Cooking With Grease: Stirring the Pots in American Politics, By Donna Brazile, Simon & Schuster, 352 pp., $23
When Donna Brazile recalls how criticism from a black Republican friend made her yearn to "slap the very black off his ass," you sense this is not your conventional political book. Indeed, from Ulysses S. Grant to Bill Clinton, I don't know of another memoirist who concluded a tome with a four-page recipe for a mother's seafood gumbo.
When Al Gore named her to manage his White House bid in 2000, Brazile became the first African-American to run a major presidential campaign, and ultimately a participant in one of the most disputed presidential elections in the nation's history.
Yet with all the food metaphors seasoning the prose, you might be forgiven for thinking you'd picked up chef Paul Prudhomme's memoir. Shedding convention is the book's strength. By turns confessional, polemical, and spiritual, "Cooking With Grease" conveys everything about Brazile, gumbo to gumption, in her unmistakable voice.
Hers is a politics of the heart, not the head, a faith-based initiative born of her impoverished, Roman Catholic, big-family upbringing in the sweatbox of segregation-era Louisiana.
The 2000 race -- the dramatic climax and heartbreaking disappointment of both her book and her career -- left Brazile traumatized, not just because her side lost, but because she's convinced it really didn't lose.
"Republicans stole the election," by intimidating blacks into not voting, she says, though she doesn't spend a lot of time documenting that. She sees Gore's loss as the defeat of people whose cares fueled her activism: "The people who lived on a minimum wage would lose. The people living in poverty would lose. They were my people. This was my journey and my mission to help the poor." Helping them did not involve expending gray matter on weighing complex, alternative solutions. "Sometimes I did not want to grow up and learn the minutiae of public policy," she says. On occasion, this reluctance crimps her credibility.

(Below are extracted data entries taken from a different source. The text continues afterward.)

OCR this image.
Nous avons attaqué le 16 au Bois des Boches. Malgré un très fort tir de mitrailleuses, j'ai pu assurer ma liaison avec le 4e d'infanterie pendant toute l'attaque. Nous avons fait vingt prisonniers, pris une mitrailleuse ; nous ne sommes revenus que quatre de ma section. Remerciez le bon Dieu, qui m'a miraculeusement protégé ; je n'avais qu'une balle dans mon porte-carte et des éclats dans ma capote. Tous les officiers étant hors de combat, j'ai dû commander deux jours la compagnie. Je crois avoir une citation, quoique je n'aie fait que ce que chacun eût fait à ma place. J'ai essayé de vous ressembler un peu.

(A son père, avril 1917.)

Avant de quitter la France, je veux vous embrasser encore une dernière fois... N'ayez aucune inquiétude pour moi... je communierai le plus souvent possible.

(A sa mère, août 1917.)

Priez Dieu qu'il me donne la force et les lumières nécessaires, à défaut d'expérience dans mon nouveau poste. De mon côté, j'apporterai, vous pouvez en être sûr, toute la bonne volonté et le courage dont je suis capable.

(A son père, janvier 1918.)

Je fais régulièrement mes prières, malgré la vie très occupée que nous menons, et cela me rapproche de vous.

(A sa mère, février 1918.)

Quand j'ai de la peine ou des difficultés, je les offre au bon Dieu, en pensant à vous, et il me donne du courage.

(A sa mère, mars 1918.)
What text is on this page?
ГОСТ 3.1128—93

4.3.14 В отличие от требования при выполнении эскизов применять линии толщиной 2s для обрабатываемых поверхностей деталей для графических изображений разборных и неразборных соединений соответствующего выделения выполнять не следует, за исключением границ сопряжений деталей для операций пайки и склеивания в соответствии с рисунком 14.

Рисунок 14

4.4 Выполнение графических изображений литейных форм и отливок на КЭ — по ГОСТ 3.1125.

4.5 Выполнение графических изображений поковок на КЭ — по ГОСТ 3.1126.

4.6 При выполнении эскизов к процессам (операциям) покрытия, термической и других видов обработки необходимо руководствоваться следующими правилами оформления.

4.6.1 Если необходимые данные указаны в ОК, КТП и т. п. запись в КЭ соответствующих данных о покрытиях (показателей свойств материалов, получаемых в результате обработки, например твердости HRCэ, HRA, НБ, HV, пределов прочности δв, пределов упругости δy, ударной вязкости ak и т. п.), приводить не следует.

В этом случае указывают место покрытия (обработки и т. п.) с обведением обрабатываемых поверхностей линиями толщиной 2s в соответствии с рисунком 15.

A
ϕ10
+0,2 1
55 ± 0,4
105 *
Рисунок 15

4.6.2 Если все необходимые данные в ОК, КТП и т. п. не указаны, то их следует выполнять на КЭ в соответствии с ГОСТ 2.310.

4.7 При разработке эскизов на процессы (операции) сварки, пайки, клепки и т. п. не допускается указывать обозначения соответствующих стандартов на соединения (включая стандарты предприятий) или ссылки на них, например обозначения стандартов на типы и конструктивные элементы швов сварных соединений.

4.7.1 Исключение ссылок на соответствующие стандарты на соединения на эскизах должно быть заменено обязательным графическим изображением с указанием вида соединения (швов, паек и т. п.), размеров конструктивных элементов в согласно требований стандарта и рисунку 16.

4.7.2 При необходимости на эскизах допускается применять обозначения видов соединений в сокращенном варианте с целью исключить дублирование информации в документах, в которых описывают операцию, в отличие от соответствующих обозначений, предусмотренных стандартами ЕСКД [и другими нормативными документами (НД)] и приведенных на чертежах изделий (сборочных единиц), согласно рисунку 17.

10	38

There's a fleeting admission that Gore "was prone to making mistakes," but nothing about his deliberately misleading attacks on Bill Bradley during the Democratic primaries.
Still, Brazile's big heart and usually blunt talk make up for the absence of policy sophistication. Dismissed by Michael S. Dukakis's campaign after spreading uncorroborated rumors of adultery by the elder George Bush, she sought a priest's mediation to apologize to the Bushes.
While other Democrats regard Karl Rove as Satan, Brazile has kind words for George W. Bush's political mastermind, acknowledging his talent and his graciousness toward her. She slaughters sacred party cows: Having been shuttled as a child to white schools far from her neighborhood, she says: "Busing was one of the worst public policy decisions ever made." (The passages in which white parents pelt Brazile and other black children with eggs, venting hatred on the most blameless of innocents, boil the blood.)
You can't help but cringe with her as Brazile discusses the NAACP official, Lee Alcorn, head of the Dallas chapter, who, notified that Gore had chosen Senator Joseph I. Lieberman as his running mate, rued the choice of "a Jew person . . . because their interest primarily has to do with money." The comment led his organization to suspend him.
She isn't sanguine that the disastrous election gaffes of 2000 have been corrected. The states "not only need money to upgrade their voting systems and set uniform national standards for election procedures, they need resources to help update their voter registration lists."
Given that The New York Times recently reported on glitches with Florida's new voting machines, one tends to believe her.
Yet there's much joy in this book. Brazile's love of family, food, and faith are endearing, her life story is inspiring, her anecdotes about political figures are entertaining. Policy wonks need not read "Cooking With Grease," but for those interested in the human story of what it's like to be black in America and what it takes to hurdle disadvantage, Brazile -- to paraphrase her -- will give you a bracing slap on the rear end.